I have list like this myList = [[5, 1], [6, 1], [7, 1], [8, 1], [9, 1], [10, 1]] and I want to convert it to dict like {1:[5,6,7,8,9,10]} the key is second argument of inner list.

I tried below code but it not work.

for i in range(len(myList))      
    myDic[myList[i][1]] = [myList[i][1]]
    myDic[myList[i][1]].append(myList[i][0])

Answer 1

this can easily be done with a defaultdict :

from collections import defaultdict

ret = defaultdict(list)
myList = [[5, 1], [6, 1], [7, 1], [8, 1], [9, 1], [10, 1]]
for value, key in myList:
    ret[key].append(value)
print(ret)  # defaultdict(<class 'list'>, {1: [5, 6, 7, 8, 9, 10]})

---

if you want to avoid defaultdict ,setdefault helps:

ret = {}
myList = [[5, 1], [6, 1], [7, 1], [8, 1], [9, 1], [10, 1]]
for value, key in myList:
    ret.setdefault(key, []).append(value)
print(ret)

note that defaultdict is in the standard library; so if you use a reasonably modern python interpreter (with python 3 you are good anyway) you can use a defaultdict .

Answer 2

Declared d as the dictionary. Then append the first value into the dictionary using the second value as a key in 2D list.

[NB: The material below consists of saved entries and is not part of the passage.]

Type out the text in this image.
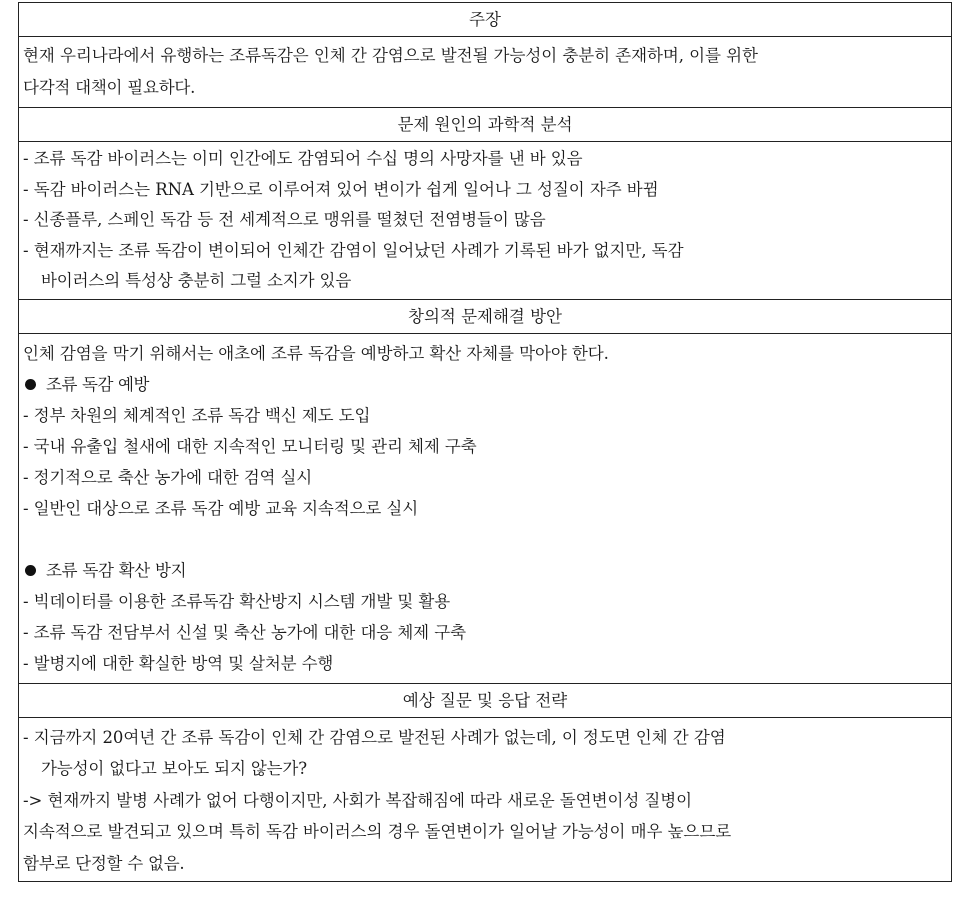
주장
현재 우리나라에서 유행하는 조류독감은 인체 간 감염으로 발전될 가능성이 충분히 존재하며, 이를 위한
다각적 대책이 필요하다.
문제 원인의 과학적 분석
- 조류 독감 바이러스는 이미 인간에도 감염되어 수십 명의 사망자를 낸 바 있음
- 독감 바이러스는 RNA 기반으로 이루어져 있어 변이가 쉽게 일어나 그 성질이 자주 바뀜
- 신종플루, 스페인 독감 등 전 세계적으로 맹위를 떨쳤던 전염병들이 많음
- 현재까지는 조류 독감이 변이되어 인체간 감염이 일어났던 사례가 기록된 바가 없지만, 독감
바이러스의 특성상 충분히 그럴 소지가 있음
창의적 문제해결 방안
인체 감염을 막기 위해서는 애초에 조류 독감을 예방하고 확산 자체를 막아야 한다.
조류 독감 예방
- 정부 차원의 체계적인 조류 독감 백신 제도 도입
- 국내 유출입 철새에 대한 지속적인 모니터링 및 관리 체제 구축
- 정기적으로 축산 농가에 대한 검역 실시
- 일반인 대상으로 조류 독감 예방 교육 지속적으로 실시
조류 독감 확산 방지
- 빅데이터를 이용한 조류독감 확산방지 시스템 개발 및 활용
- 조류 독감 전담부서 신설 및 축산 농가에 대한 대응 체제 구축
- 발병지에 대한 확실한 방역 및 살처분 수행
예상 질문 및 응답 전략
- 지금까지 20여년 간 조류 독감이 인체 간 감염으로 발전된 사례가 없는데, 이 정도면 인체 간 감염
가능성이 없다고 보아도 되지 않는가?
-> 현재까지 발병 사례가 없어 다행이지만, 사회가 복잡해짐에 따라 새로운 돌연변이성 질병이
지속적으로 발견되고 있으며 특히 독감 바이러스의 경우 돌연변이가 일어날 가능성이 매우 높으므로
함부로 단정할 수 없음.
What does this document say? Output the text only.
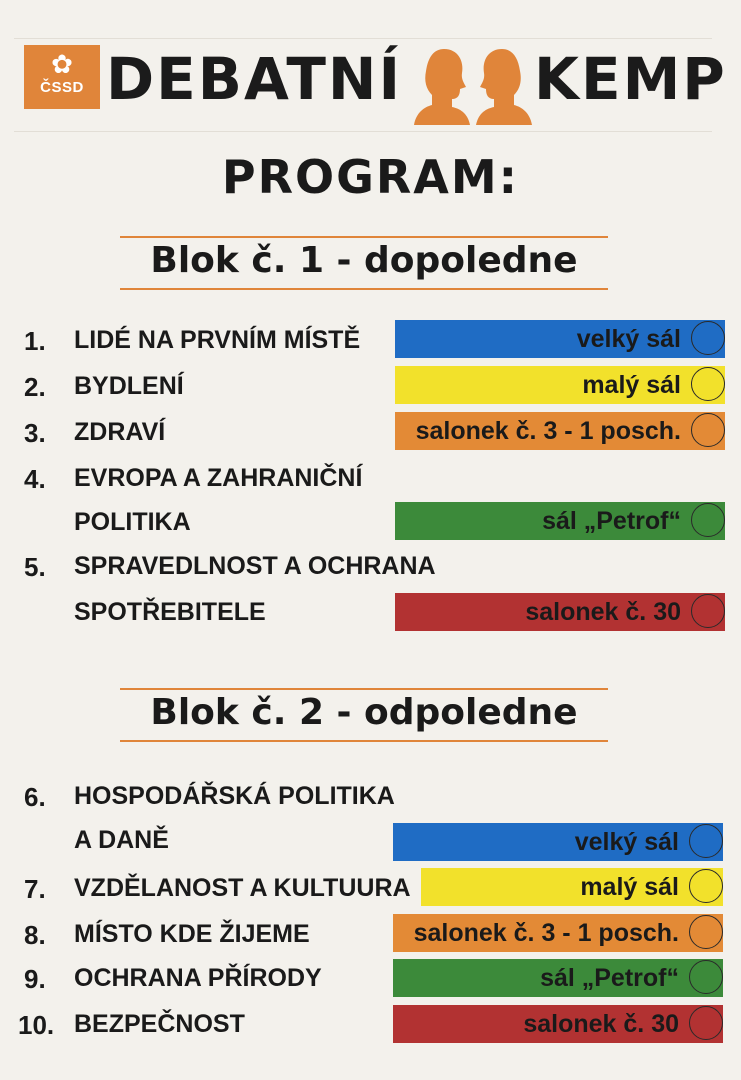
✿
ČSSD DEBATNÍ KEMP
PROGRAM:
Blok č. 1 - dopoledne
1. LIDÉ NA PRVNÍM MÍSTĚ	velký sál
2. BYDLENÍ	malý sál
3. ZDRAVÍ	salonek č. 3 - 1 posch.
4. EVROPA A ZAHRANIČNÍ
POLITIKA	sál „Petrof“
5. SPRAVEDLNOST A OCHRANA
SPOTŘEBITELE	salonek č. 30
Blok č. 2 - odpoledne
6. HOSPODÁŘSKÁ POLITIKA
A DANĚ	velký sál
7. VZDĚLANOST A KULTUURA	malý sál
8. MÍSTO KDE ŽIJEME	salonek č. 3 - 1 posch.
9. OCHRANA PŘÍRODY	sál „Petrof“
10. BEZPEČNOST	salonek č. 30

myList = [[5, 1], [6, 1], [7, 1], [8, 1], [9, 1], [10, 1]]
d = {}
for elem in myList:
    try:
        d[elem[1]].append(elem[0])
    except KeyError:
        d[elem[1]] = [elem[0]]
print(d)

Answer 3

Use a defaultdict:

from collections import defaultdict

myDic = defaultdict(list) # values default to empty list

for a, b in myList:
    myDic[b].append(a)

myDic = dict(myDic) # get rid of default value

Answer 4

You can do that easily with a defaultdict :

myList = [[5, 1], [6, 1], [7, 1], [8, 1], [9, 1], [10, 1], [11, 2], [12, 2]]

from collections import defaultdict
​
out = defaultdict(list)
for val, key in myList:
        out[key].append(val)
        
print(out)
# defaultdict(<class 'list'>, {1: [5, 6, 7, 8, 9, 10], 2: [11, 12]})